A blog reader forwarded an email to me that he had received from a brokerage firm. The email contained a chart showing that spikes in oil prices always were followed by a recession. Here’s the chart:
It’s true, that every recession has been preceded by a spike in oil prices. Yet, I think that the chart is somewhat misleading. If you look at the second chart (below), you’ll see that each recession was also preceded by the Fed raising interest rates. The Fed was trying to curb inflation and slow the economy.
So, the question that you have to ask is whether higher oil prices are going to result in inflation and result in the Fed tightening monetary policy. If you believe this will happen, then it makes sense to believe that higher oil prices will lead to a recession. Personally, I don’t believe this is what will happen.
Here’s the “higher oil prices will lead to a recession” argument:
- Oil prices could go even higher if the unrest in Egypt and Libya expands to major oil producers like Saudi Arabia and Iran. (Saudi Arabia showed signs of fear last week when they announced $22 billion of giveaways to their people — clearly trying to prevent any unrest.
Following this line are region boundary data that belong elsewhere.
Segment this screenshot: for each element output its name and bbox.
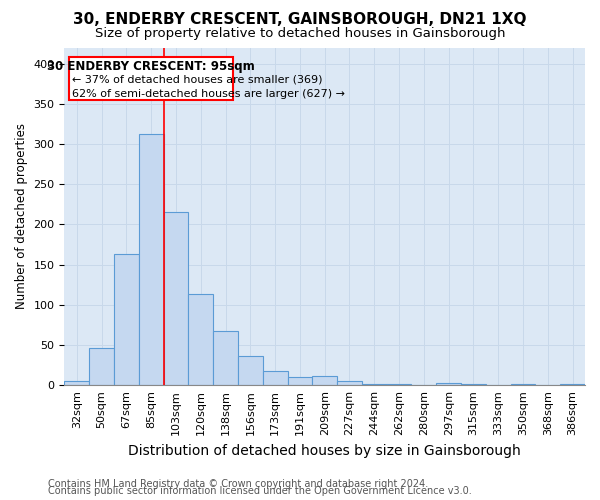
Text: 30 ENDERBY CRESCENT: 95sqm: 30 ENDERBY CRESCENT: 95sqm xyxy=(47,60,255,74)
Text: 30, ENDERBY CRESCENT, GAINSBOROUGH, DN21 1XQ: 30, ENDERBY CRESCENT, GAINSBOROUGH, DN21… xyxy=(73,12,527,28)
FancyBboxPatch shape xyxy=(70,57,233,100)
Bar xyxy=(560,384,585,385)
Bar xyxy=(287,377,313,385)
Bar xyxy=(511,384,535,385)
Bar xyxy=(386,384,412,385)
Bar xyxy=(164,212,188,385)
Bar xyxy=(337,381,362,385)
Bar xyxy=(238,356,263,385)
Text: ← 37% of detached houses are smaller (369): ← 37% of detached houses are smaller (36… xyxy=(72,74,322,84)
Bar xyxy=(313,376,337,385)
Bar xyxy=(114,254,139,385)
Text: Size of property relative to detached houses in Gainsborough: Size of property relative to detached ho… xyxy=(95,28,505,40)
Bar xyxy=(263,370,287,385)
Bar xyxy=(213,332,238,385)
X-axis label: Distribution of detached houses by size in Gainsborough: Distribution of detached houses by size … xyxy=(128,444,521,458)
Bar xyxy=(89,348,114,385)
Text: Contains public sector information licensed under the Open Government Licence v3: Contains public sector information licen… xyxy=(48,486,472,496)
Bar xyxy=(436,383,461,385)
Bar xyxy=(188,294,213,385)
Bar xyxy=(362,384,386,385)
Bar xyxy=(139,134,164,385)
Text: 62% of semi-detached houses are larger (627) →: 62% of semi-detached houses are larger (… xyxy=(72,88,345,99)
Y-axis label: Number of detached properties: Number of detached properties xyxy=(15,124,28,310)
Bar xyxy=(461,384,486,385)
Bar xyxy=(64,381,89,385)
Text: Contains HM Land Registry data © Crown copyright and database right 2024.: Contains HM Land Registry data © Crown c… xyxy=(48,479,428,489)
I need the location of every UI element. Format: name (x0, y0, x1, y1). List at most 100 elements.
At the same time, the markets were spooked by Iranian warships in the Suez Canal.)
- High oil prices can work their way through the economy because all goods have to be transported (and energy is also an important cost of manufacturing).
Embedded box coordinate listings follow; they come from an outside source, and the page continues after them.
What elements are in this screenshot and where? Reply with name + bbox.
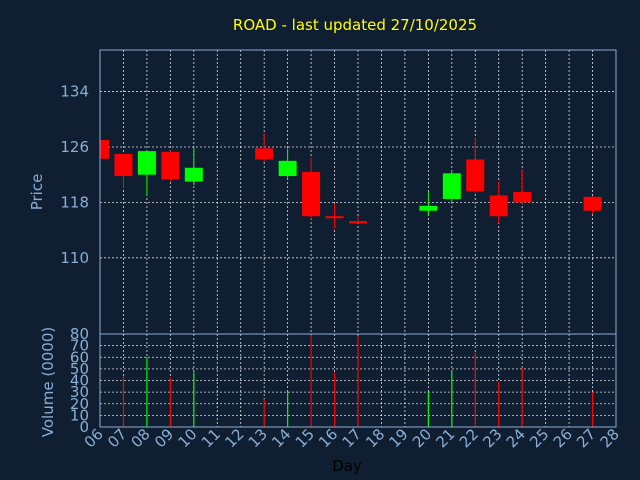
volume-tick-label: 10 — [70, 406, 89, 424]
candle-body-08 — [137, 151, 156, 175]
candle-body-10 — [184, 167, 203, 182]
volume-tick-label: 60 — [70, 348, 89, 366]
price-tick-label: 110 — [60, 249, 89, 267]
volume-tick-label: 50 — [70, 360, 89, 378]
price-tick-label: 134 — [60, 83, 89, 101]
volume-tick-label: 70 — [70, 337, 89, 355]
price-tick-label: 126 — [60, 138, 89, 156]
volume-tick-label: 30 — [70, 383, 89, 401]
candle-body-23 — [489, 195, 508, 217]
volume-tick-label: 80 — [70, 325, 89, 343]
x-tick-labels: 0607080910111213141516171819202122232425… — [81, 425, 623, 451]
volume-frame — [99, 333, 617, 428]
candle-body-07 — [114, 153, 133, 177]
candles — [100, 133, 602, 229]
candle-body-06 — [100, 140, 109, 159]
candle-body-24 — [513, 192, 532, 203]
candle-body-16 — [325, 216, 344, 219]
candle-body-15 — [302, 171, 321, 217]
volume-tick-label: 40 — [70, 372, 89, 390]
volume-axis-label: Volume (0000) — [39, 327, 57, 437]
price-tick-label: 118 — [60, 193, 89, 211]
candle-body-09 — [161, 151, 180, 180]
candle-body-14 — [278, 160, 297, 177]
volume-tick-label: 20 — [70, 395, 89, 413]
candle-body-13 — [255, 148, 274, 160]
volume-bars — [122, 335, 594, 427]
candle-body-22 — [466, 159, 485, 192]
price-axis-label: Price — [28, 174, 46, 211]
candle-body-17 — [349, 221, 367, 224]
plot-frames — [99, 49, 617, 428]
x-axis-label: Day — [332, 457, 362, 475]
candle-body-27 — [583, 196, 602, 211]
volume-tick-label: 0 — [79, 418, 89, 436]
candle-body-20 — [419, 205, 438, 211]
candle-body-21 — [442, 173, 461, 199]
chart-title: ROAD - last updated 27/10/2025 — [233, 16, 477, 34]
- Higher oil prices are like a tax (that doesn’t reduce our deficit) — if consumers spend money on gas, it reduces their spending on other goods. With imported oil, we are spending money and our GDP is not growing.
Ultimately, I think you have to ask yourself whether you believe the chaos will spread to Saudi Arabia and (if it does) whether the Fed will believe that higher interest rates are the right reaction to higher oil prices. My guess (and that’s all it is) is that the current run-up in oil prices will not lead to a recession. But, I’m really watching to see if the Saudis will have the guts to rise up against their government.